There are plenty of bad marriages that beg for a bullet, but as you grow older and wiser you also come to realize that some great passionate marriages were not actually a mistake but rather done in by pride and stubbornness (sounds almost like an Austen title).
Meant to be together in real life, or on the page, the couple were simply too young and stupid to know how to negotiate the peace . . . much less a way back into each other’s arms.
What star-crossed married couples rarely manage to do in real life—even if they never actually file divorce pages, a clever author can do with a winsome plot and a little literary derring-do.

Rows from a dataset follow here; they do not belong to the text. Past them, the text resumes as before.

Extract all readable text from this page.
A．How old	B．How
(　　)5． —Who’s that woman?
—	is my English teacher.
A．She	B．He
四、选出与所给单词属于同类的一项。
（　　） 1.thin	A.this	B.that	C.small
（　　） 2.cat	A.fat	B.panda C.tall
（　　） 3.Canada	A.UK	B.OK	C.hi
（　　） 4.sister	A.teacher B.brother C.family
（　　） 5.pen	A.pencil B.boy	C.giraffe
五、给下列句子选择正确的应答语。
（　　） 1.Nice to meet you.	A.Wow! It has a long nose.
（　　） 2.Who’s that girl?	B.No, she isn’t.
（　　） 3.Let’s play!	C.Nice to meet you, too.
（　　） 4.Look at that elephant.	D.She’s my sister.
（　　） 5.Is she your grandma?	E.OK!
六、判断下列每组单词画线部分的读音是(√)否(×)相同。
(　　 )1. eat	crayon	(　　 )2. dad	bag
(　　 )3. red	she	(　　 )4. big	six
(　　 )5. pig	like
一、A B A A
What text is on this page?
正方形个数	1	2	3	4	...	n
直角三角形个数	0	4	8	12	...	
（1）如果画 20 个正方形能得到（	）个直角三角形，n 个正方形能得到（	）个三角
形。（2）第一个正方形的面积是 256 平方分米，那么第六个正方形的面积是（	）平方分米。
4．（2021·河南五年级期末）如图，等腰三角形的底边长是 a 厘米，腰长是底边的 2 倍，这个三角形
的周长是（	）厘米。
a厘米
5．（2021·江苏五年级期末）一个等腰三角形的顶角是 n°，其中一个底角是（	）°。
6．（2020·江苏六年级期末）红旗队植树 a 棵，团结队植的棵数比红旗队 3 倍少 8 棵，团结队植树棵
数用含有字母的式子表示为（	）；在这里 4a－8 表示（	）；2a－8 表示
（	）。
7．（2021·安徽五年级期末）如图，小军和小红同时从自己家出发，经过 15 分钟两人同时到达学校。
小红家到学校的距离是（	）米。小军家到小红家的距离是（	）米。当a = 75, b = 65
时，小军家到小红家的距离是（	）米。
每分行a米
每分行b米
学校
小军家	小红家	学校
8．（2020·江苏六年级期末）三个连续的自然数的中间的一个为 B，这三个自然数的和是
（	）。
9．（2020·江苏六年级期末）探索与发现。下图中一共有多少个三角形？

But truth be told, though a few authors had broached the idea of an estranged couple reuniting (think Sherryl Woods in the contemporary A Slice of Heaven in 2005), no one had dared to do it in a historical until Sherry Thomas’s Delicious was published in 2008 by Bantam. The book launched her Marsdens Series, and the sequel — Not Quite a Husband — a year later was just as satisfying as Book 1. More than one reviewer oohed and aahed over Thomas as one of the most original authors writing romance at the time.
I had to agree.
Since then, a number of contemporary romance authors have explored the idea, (I’m thinking Kristan Higgins in My One and Only back in 2011) but if you peruse GoodReads’ list on the subject, Sherry Thomas remains the historical queen of the second chance.
And the fact that she is a great storyteller, well, that’s just a bonus.